On June 30, the Oregon House of Representatives passed HB 3021 by a vote of 49-2. It would let two parties jointly nominate the same candidate. A candidate who was the nominee of two different parties would be listed once on the November ballot, with the names of both parties adjacent to his or her name. For example, John Doe, Libertarian/Democrat. The bill exists because of lobbying by the Libertarian Party.
On June 27, the US Court of Appeals, 2nd circuit, refused to disturb the Independence Party’s victory last year, on the issue of whether the party had the right to let independent voters vote in its primary. One county unit of the Independence Party (Richmond County, which is Staten Island) had passed a resolution saying independents could vote in its primary for legislature. That 2004 primary was the first primary in New York state history in which independent voters could vote. The State Board of Elections had tried to persuade the 2nd circuit that the US District Court judge should not have issued the injunction that allowed independents to vote in the party’s primary. But on June 27, the 2nd circuit said the issue was moot. The state’s argument had been that only the full county committee, not just the county executive committee, had the right to make the rules change. The US District Court had said the executive committee had the power to make the rules change.
On May 12, the Governor of Indiana signed SB 467, which ends a subsidy to political parties that polled more than 10% of the vote in the last Secretary of State’s election. The subsidy consisted of most of the state revenues from the sale of personalized auto license plates. The Libertarian Party had sued against this subsidy back in 1984, but the courts had upheld it. However, it is now gone.
On June 24, the First Circuit upheld a Massachusetts law that says the initiative process cannot be used to pass a new law pertaining to religious institutions. The same court also upheld a companion law, that the initiative process cannot be used to pass a new law mandating financial aid to private schools. The plaintiffs had wanted to circulate an initiative, providing for public funding for private schools. Wirzburger v Galvin, 04-1625.

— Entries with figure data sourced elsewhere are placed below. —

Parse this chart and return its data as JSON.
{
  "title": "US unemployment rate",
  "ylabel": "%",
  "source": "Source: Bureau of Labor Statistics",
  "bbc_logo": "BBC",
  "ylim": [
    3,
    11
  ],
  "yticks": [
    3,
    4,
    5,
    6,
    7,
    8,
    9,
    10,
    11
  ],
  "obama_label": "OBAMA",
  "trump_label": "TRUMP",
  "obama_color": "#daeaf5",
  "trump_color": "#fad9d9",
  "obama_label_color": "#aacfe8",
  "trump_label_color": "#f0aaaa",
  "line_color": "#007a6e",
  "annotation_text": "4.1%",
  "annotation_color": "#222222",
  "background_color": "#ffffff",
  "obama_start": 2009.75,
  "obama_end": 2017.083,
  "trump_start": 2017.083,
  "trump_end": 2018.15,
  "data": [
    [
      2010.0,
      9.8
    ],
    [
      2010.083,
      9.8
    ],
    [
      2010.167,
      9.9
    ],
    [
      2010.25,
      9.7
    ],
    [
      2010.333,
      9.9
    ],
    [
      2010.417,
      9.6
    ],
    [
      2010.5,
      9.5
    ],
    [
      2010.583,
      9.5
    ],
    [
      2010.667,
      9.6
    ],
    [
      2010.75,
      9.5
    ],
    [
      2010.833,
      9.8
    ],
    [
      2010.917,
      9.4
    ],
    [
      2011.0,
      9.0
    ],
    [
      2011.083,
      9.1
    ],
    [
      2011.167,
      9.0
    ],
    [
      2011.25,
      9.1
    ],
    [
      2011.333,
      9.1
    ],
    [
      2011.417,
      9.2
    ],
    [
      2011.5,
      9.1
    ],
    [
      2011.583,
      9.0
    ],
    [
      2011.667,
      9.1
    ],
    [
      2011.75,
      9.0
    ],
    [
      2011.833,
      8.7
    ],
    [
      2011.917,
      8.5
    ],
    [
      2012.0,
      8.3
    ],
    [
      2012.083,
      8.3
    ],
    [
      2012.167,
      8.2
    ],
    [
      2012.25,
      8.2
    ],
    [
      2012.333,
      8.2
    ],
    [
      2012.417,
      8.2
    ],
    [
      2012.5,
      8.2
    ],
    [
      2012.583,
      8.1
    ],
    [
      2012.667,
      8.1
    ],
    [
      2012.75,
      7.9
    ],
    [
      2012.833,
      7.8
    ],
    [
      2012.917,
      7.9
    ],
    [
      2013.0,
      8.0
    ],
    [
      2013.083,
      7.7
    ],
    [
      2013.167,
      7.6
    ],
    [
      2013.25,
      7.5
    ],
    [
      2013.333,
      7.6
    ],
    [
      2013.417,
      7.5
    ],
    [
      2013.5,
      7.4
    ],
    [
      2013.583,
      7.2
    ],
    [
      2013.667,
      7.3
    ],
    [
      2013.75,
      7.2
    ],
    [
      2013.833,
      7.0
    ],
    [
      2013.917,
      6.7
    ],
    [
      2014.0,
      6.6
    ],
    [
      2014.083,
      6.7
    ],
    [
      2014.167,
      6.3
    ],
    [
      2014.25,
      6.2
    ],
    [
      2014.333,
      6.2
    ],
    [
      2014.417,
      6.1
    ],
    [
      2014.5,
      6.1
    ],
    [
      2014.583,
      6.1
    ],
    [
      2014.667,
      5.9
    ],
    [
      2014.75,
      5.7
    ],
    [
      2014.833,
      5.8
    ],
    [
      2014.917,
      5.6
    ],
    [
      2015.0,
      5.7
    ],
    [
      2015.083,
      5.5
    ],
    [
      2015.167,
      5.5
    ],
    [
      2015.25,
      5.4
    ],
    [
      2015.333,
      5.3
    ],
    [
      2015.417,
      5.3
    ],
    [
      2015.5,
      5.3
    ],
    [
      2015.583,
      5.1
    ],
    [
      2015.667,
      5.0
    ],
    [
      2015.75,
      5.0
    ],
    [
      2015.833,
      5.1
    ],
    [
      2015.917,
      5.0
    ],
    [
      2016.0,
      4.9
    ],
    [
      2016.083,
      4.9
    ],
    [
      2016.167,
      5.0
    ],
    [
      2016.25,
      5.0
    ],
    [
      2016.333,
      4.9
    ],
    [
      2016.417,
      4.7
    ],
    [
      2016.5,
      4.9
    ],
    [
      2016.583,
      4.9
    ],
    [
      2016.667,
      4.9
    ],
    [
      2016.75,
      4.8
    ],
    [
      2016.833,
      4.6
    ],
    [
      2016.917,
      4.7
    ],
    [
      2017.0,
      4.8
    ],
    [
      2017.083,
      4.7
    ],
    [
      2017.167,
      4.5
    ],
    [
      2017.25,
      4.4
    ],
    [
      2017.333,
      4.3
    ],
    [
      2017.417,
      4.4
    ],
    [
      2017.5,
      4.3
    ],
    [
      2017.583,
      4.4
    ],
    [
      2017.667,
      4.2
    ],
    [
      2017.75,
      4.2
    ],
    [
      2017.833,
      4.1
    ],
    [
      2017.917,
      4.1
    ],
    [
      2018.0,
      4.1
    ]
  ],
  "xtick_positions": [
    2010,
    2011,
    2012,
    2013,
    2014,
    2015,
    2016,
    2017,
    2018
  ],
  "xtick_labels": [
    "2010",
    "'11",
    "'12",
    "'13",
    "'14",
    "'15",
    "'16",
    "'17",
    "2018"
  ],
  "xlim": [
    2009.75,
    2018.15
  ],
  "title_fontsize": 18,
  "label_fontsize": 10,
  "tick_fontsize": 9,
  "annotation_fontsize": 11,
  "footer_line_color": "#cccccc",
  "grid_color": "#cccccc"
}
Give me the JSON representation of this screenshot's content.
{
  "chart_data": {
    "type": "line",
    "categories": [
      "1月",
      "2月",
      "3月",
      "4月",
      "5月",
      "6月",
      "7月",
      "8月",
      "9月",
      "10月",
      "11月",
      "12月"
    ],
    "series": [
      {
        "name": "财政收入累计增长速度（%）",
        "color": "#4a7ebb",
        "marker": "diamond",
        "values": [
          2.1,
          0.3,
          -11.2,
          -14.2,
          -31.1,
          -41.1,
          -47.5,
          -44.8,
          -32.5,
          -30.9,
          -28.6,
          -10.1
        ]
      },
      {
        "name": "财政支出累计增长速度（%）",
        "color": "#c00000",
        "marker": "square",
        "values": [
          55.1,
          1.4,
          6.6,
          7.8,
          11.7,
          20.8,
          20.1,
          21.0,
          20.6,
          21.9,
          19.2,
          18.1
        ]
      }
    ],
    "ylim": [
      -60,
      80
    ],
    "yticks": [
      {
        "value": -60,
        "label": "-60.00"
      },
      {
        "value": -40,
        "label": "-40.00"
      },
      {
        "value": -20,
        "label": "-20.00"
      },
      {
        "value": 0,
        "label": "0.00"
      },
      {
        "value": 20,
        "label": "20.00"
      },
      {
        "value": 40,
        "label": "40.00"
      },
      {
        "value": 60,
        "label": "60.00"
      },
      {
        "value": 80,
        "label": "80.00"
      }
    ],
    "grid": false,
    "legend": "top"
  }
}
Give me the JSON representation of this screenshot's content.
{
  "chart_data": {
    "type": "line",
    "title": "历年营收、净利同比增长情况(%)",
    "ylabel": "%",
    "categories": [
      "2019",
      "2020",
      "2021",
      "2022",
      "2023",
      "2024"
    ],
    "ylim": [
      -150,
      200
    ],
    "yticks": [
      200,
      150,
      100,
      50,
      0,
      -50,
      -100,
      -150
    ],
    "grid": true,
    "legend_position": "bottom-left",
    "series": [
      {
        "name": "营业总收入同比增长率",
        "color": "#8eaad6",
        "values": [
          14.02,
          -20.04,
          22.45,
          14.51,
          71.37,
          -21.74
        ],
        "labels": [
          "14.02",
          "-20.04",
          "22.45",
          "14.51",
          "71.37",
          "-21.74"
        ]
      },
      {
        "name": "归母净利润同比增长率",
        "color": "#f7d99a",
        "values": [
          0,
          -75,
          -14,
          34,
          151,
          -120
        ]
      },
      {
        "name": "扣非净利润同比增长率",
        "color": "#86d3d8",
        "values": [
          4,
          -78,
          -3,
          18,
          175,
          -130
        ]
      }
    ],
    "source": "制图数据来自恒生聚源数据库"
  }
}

Ohio’s Sub. HB 3, which (among other things) would provide that voters may register into particular parties on their voter registration forms, is likely to be tabled for the remainder of the summer.
Sub. HB 3 is an election law omnibus bill, but currently it has no ballot access improvements in it, even though three of Ohio’s ballot access laws are currently being litigated in the U.S. Court of Appeals, 6th circuit. Perhaps when the bill is taken up again in September or October, some of the ballot access problems can be addressed in the bill.
On June 20, Florida’s Governor signed HB1567, which (among other things) clarifies the definition of “national political party”. A “national political party” can place its presidential nominee on the general election ballot with no petition, but the law in the past did not define “national political party”. The new law says it is a party that is on the ballot in at least one state other than Florida.